John Dempster, an American clergyman, born in Florida, Fulton co., N. Y., Jan. 2, 1794, died at Evanston, 111., Nov. 28, 1863. His father, the Rev. James Dempster, though educated at the university of Edinburgh and bred a Presbyterian, was a colaborer with John Wesley, and was sent by him as a missionary to America, and died while his son was a child. Becoming a peddler of tinware, young Dempster manifested no marked characteristics till his conversion in his 18th year, when he set about repairing the defects of his earlier education by most persistent study. In 1816 he was admitted into the Methodist general conference, and till 1825 was stationed at various places in Canada and New York. In 1835 he was sent as missionary to Buenos Ayres. Returning in 1842, for three years he had charge of churches in New York city. Meanwhile he had decided on Newbury, Vt., as a favorable site for a theological seminary, which soon after was removed to Concord, N. H. Here in 1847 was inaugurated the Biblical institute, which now constitutes the school of theology of Boston university.

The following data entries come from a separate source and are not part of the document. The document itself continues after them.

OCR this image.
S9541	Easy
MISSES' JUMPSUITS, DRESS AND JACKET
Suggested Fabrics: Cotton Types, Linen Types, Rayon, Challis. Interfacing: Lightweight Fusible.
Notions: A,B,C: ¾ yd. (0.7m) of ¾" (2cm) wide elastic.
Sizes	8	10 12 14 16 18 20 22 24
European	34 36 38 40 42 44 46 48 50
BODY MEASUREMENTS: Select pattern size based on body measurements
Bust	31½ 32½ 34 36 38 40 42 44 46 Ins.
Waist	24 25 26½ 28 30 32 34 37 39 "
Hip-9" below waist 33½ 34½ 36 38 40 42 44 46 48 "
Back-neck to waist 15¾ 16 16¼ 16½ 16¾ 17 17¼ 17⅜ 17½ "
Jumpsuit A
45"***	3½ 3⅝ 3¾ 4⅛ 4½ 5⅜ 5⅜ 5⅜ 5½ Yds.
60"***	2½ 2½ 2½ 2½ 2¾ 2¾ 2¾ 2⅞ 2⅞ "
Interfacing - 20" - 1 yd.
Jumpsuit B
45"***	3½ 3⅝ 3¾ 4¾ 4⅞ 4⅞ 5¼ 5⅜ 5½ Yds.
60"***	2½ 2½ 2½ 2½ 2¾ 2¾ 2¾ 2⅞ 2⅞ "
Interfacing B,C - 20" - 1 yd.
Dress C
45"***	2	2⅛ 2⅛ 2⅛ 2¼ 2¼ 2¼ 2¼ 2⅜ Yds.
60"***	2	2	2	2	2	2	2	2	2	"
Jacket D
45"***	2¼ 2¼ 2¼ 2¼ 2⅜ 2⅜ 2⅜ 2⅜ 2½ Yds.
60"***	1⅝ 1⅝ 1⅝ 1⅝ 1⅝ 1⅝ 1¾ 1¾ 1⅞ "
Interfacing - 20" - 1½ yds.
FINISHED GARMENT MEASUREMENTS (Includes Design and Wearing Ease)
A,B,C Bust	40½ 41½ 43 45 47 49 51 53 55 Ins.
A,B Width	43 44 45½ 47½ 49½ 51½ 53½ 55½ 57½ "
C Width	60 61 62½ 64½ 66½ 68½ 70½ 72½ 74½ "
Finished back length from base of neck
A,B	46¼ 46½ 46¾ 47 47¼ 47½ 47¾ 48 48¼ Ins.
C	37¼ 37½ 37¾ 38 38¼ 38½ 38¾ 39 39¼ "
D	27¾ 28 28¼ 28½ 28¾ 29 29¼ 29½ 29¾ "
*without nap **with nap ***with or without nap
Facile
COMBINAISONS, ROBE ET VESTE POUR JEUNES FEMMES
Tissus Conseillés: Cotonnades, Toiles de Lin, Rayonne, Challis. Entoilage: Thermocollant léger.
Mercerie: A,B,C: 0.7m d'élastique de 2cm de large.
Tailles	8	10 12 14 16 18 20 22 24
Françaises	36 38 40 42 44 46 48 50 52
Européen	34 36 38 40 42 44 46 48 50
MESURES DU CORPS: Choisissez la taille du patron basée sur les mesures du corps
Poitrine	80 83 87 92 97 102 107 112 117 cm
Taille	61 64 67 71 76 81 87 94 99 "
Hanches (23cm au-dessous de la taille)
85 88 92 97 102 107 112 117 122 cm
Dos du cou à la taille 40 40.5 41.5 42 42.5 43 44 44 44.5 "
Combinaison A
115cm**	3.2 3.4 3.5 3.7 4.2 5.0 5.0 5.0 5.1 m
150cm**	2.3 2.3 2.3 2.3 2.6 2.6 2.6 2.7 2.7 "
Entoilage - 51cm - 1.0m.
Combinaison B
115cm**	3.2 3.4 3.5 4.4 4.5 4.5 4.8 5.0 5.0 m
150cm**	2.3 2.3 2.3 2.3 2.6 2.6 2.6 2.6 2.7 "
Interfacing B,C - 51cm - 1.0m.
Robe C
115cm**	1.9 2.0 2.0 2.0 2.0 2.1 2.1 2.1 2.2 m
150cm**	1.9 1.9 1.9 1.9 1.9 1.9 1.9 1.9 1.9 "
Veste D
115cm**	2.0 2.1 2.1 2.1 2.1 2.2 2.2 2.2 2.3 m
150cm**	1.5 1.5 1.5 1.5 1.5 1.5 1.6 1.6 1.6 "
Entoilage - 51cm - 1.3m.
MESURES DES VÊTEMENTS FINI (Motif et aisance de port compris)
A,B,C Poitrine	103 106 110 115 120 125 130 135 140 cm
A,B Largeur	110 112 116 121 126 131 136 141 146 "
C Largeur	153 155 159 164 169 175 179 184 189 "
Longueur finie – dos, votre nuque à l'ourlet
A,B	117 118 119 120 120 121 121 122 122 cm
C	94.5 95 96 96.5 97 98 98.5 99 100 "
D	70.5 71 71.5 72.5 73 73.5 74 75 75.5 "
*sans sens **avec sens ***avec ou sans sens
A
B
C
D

After seven years' labor in this institute, Dr. Dempster departed for the west, to seek a favorable location for the second in the chain of theological seminaries that he proposed to establish between the Atlantic and Pacific coasts. A property for the adequate endowment of a Biblical institute in or near Chicago was obtained, and he was appointed senior professor in 1856. The steps he had taken for planting like institutions at Omaha, and next in California, failed, chiefly from the financial revulsion which the entire country suffered in 1857. Preparatory to a contemplated journey to the Pacific coast to further his favorite plan, he submitted to a surgical operation that proved fatal. He left very extensive manuscripts, only one volume of which has been published, "Lectures and Addresses" (Cincinnati, 1864).